O limite aos abusivos juros remuneratórios praticados hoje no mercado financeiro tem fundamento constitucional e infraconstitucional. A sede constitucional do limite não se encontra apenas no art. 192, § 3°, da Carta Magna, que o Supremo Tribunal reputou dispositivo de eficácia limitada, mas principalmente na dignidade da pessoa humana, função social do contrato e da ordem econômica, bem como na busca do desenvolvimento social e diminuição de desigualdades.

O ordenamento jurídico infraconstitucional, que recebe todo o influxo da inversão valorativa efetuada pela Constituição, em prol da dignidade da pessoa humana e em detrimento do patrimônio, apresenta topois argumentativos que permitem levar a cabo o ideal constitucional de limitação da taxa de juros.

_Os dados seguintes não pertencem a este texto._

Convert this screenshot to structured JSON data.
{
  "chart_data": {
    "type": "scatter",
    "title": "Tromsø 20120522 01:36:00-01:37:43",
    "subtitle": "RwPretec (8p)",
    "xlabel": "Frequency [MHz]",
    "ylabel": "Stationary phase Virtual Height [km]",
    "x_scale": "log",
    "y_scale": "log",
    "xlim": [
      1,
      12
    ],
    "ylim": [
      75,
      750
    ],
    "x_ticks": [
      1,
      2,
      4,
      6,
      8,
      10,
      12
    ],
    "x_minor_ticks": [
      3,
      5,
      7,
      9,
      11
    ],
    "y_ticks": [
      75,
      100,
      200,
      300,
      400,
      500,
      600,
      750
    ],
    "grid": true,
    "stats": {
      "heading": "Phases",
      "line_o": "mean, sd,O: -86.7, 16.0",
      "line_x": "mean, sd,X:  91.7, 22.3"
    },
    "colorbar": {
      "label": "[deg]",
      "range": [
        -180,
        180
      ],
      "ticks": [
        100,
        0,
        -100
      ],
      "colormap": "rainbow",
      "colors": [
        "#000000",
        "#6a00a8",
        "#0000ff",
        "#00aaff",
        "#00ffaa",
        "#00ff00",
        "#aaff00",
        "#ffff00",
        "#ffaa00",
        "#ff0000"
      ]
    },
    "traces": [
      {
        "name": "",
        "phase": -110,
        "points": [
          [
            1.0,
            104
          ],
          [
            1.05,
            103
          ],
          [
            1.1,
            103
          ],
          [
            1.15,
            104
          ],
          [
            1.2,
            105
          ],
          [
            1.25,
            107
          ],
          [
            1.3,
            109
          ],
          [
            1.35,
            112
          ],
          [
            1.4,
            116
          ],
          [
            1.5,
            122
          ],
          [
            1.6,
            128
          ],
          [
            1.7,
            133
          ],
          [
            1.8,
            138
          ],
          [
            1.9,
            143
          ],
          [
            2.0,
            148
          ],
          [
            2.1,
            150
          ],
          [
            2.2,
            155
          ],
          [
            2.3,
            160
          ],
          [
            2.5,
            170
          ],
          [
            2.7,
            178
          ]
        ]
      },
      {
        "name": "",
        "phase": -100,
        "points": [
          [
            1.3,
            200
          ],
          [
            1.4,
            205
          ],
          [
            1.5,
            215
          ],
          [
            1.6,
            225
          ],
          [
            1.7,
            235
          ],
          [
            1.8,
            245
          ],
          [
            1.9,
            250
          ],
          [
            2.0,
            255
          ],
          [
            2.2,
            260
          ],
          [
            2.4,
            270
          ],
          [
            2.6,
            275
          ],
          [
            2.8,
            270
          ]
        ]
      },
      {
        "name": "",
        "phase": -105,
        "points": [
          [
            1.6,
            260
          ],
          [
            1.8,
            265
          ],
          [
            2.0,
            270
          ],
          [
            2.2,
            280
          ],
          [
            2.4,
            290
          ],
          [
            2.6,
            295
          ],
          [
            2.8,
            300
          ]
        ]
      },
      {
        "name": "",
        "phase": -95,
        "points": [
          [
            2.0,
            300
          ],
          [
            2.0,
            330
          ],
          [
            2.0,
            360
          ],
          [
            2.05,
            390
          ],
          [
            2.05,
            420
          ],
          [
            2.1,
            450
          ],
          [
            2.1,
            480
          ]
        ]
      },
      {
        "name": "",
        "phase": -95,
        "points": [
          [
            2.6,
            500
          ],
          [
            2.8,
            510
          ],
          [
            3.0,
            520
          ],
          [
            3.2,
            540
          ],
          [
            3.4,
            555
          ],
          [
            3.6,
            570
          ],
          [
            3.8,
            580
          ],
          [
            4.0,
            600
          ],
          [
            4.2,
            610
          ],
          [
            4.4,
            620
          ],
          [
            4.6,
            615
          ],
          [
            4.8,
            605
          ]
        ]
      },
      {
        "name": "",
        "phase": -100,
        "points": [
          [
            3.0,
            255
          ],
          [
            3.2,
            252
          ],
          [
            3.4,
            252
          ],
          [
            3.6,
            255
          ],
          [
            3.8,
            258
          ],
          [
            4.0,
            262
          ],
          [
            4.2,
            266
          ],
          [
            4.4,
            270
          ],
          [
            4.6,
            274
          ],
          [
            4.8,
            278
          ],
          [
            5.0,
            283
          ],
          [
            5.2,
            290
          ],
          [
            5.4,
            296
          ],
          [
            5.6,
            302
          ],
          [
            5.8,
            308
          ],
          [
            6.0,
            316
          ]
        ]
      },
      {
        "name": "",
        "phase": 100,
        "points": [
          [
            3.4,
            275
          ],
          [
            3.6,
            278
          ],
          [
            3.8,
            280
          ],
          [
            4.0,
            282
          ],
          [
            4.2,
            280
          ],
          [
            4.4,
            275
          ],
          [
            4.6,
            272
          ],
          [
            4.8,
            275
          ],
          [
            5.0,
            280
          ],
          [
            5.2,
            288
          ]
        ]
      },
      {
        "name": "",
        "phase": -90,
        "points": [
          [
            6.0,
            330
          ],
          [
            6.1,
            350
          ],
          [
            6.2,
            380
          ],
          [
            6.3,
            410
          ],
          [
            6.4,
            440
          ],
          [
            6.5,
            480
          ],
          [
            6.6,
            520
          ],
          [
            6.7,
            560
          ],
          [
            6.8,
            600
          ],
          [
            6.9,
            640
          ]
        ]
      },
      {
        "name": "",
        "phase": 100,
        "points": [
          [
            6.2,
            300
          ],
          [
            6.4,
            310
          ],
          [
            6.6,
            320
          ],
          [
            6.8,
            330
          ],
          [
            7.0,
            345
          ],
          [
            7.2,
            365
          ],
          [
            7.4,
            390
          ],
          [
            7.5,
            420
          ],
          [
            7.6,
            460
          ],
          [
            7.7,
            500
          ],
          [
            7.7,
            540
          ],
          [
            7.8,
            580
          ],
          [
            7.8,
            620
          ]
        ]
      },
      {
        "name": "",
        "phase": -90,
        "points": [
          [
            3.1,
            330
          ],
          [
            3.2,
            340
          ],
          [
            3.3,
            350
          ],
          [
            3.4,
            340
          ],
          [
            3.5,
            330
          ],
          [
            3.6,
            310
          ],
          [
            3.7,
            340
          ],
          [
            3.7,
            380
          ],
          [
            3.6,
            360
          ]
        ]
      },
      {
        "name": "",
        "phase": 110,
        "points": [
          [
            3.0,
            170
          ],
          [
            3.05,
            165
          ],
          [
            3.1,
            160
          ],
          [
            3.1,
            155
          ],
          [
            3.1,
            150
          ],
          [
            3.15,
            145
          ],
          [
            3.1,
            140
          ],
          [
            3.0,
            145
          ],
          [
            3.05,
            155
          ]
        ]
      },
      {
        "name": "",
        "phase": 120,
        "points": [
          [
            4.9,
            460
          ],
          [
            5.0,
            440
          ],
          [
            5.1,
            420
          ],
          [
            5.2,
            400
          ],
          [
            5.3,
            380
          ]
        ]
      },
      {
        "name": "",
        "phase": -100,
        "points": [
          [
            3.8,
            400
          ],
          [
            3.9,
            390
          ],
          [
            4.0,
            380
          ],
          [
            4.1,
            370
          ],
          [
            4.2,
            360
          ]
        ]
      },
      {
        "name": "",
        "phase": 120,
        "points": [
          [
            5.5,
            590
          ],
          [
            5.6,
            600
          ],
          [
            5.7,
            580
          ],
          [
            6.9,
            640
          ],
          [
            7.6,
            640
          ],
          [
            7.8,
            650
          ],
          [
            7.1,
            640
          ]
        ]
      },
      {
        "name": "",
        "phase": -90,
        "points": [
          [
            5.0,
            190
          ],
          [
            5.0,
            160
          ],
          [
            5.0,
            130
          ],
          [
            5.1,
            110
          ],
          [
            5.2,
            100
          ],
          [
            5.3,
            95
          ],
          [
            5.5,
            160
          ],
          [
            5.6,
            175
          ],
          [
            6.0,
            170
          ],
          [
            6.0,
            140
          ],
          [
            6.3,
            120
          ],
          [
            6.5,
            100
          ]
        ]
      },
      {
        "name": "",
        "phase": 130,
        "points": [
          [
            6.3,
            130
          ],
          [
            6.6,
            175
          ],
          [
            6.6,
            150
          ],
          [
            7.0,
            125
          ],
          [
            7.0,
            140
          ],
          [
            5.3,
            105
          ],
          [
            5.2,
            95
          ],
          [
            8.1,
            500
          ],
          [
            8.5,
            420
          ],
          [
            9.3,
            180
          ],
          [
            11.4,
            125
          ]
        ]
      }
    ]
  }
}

A corrente doutrinária e jurisprudencial, segundo a qual as instituições financeiras não se submetem aos limites da Lei da Usura, com arrimo na súmula n° 596 do Supremo Tribunal, perdeu forças.

De um lado, a doutrina desenvolveu variada e consistente argumentação no sentido da limitação da taxa de juros, com base na Lei dos Crimes contra a Economia Popular, na Lei da Usura, no princípio da Igualdade, na limitação constitucional da competência do Conselho Monetário Nacional, podendo também ser aplicados o Código de Defesa do Consumidor e os princípios contratuais contemporâneos.

De outro lado, a jurisprudência do Superior Tribunal de Justiça, órgão máximo de competência infraconstitucional em nosso sistema, tem relativizado o teor da súmula n° 596 do STF, e tem admitido excepcionalmente a redução da taxa de juros com finco na justiça e equidade contratuais.


Notas

1. FACHIN, Luiz Edson. RUZIK, Carlos Eduardo Pianovski. Um Projeto de Código Civil na contramão da Constituição. Revista Trimestral de Direito Civil, São Paulo, n. 4, p. 243-263, 2.000, p.244-246.

2. NALIN, Paulo Roberto Ribeiro. Conceito pós-moderno de contrato: em busca de sua formulação na perspectiva civil-constitucional. Curitiba, 2.000. Tese (Doutorado em Direito das Relações Sociais) – Setor de Ciências Jurídicas, Universidade Federal do Paraná.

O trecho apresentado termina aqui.